Turkey is world leader in jailing journalists for 2nd year
Turkey detains 40 of the world's 211 journalists behind bars
Turkey jailed more journalists than any other country in 2013, the second year in a row that the NATO member has outpaced China and Iran, a new prison census says.
The New York-based Committee to Protect Journalists says Turkey had 40 journalists in prison as of Dec. 1, accounting for almost 20 per cent of all reporters jailed worldwide.
"As a NATO member and a regional leader, Turkey should not belong in the list of top press jailers," the non-profit's Nina Ognianova wrote in an analysis. "But from the failure to reform its legislation in a meaningful way to the crackdown on its journalists in the aftermath of the Gezi Park protests, Turkey has grown increasingly repressive despite the modest decline in the number of media workers behind bars."
Two CBC News reporters were among the journalists who had a brush with the Turkish prison system this year, though their stay was brief.
In June, Sasa Petricic and Derek Stoffel were picked up by police while covering ongoing anti-government protests in Istanbul's Taksim Square. The pair were in a holding cell for several hours, then released thanks in part to some behind-the-scenes work by Foreign Affairs Minister John Baird and Turkish ambassador to Canada Tuncy Babali.
The report only counts people currently imprisoned, so Petricic and Stoffel are not included in those numbers.
2nd worst year for journalism arrests
In all, 211 journalists are jailed in 30 countries. The Committee to Protect Journalists said 2013 marks the second-highest number of journalists jailed worldwide since numbers have been tracked, behind 2012, when 232 journalists were imprisoned.
The majority of journalists are jailed on anti-state charges such as subversion or terrorism, well ahead of charges such as defamation or insult. "In 45 cases, no charges were disclosed at all," the committee's editorial director, Elana Beiser, reported.
Journalists who disappear or abducted by criminals or militants are not counted in the report. Online journalists accounted for about half of the prisoners at 106, while roughly one-third were freelancers.
After Turkey, the highest number of imprisonments are in:
- Iran (35)
- China (32)
- Eritrea (22)
- Vietnam (18)
- Syria (12)
The committee said the number of jailed journalists in Iran fell to 35 from 45. It said some sentences expired and the government kept up its policy of releasing some prisoners on furlough.
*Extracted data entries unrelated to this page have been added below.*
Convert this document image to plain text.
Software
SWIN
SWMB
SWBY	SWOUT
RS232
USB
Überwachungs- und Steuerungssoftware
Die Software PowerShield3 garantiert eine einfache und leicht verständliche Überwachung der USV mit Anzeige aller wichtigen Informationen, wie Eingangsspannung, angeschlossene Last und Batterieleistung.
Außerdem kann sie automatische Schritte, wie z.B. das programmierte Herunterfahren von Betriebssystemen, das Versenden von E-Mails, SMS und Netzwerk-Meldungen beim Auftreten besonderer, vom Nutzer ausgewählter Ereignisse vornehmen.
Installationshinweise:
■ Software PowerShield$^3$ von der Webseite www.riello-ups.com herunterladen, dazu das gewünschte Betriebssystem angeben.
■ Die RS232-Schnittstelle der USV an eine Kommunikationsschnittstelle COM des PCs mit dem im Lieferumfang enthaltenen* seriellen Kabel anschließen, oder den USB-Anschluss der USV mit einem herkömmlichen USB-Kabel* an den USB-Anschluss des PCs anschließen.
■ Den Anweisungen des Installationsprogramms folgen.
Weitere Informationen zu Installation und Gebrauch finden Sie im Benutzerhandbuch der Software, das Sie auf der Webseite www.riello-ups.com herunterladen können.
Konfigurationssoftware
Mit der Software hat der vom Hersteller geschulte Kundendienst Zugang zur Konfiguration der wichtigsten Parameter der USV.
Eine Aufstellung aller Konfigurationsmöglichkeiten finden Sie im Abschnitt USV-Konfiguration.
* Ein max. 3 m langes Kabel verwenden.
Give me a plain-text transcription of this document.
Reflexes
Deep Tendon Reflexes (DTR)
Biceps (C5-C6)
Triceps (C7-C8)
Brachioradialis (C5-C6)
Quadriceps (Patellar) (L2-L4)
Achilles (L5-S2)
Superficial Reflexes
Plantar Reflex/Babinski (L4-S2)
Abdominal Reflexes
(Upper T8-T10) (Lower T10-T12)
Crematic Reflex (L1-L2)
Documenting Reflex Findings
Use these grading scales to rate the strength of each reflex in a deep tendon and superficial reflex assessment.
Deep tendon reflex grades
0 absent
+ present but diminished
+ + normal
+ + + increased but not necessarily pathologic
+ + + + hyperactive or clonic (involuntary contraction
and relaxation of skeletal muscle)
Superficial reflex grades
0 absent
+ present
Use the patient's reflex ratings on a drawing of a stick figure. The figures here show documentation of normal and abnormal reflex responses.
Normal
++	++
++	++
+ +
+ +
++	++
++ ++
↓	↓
Those who are released do not know when or if they will be summoned back to jail.
Authorities also continued to make new arrests and to condemn minority and reformist journalists to lengthy prison sentences despite the election in June of a new president, Hassan Rouhani, who has called for human rights reforms.
In China, 32 reporters, editors, and bloggers were imprisoned, the same number as in 2012.
Meanwhile, only one journalist was behind bars in the Americas.
Roger Shuler, an independent blogger who writes about alleged Republican corruption in Alabama, was being held on contempt of court for refusing to comply with an injunction regarding content ruled defamatory, the CPJ said.
In recent years, journalist jailings in the Americas have become increasingly rare, with one Cuban documented in prison in 2012 and none throughout the region in 2011.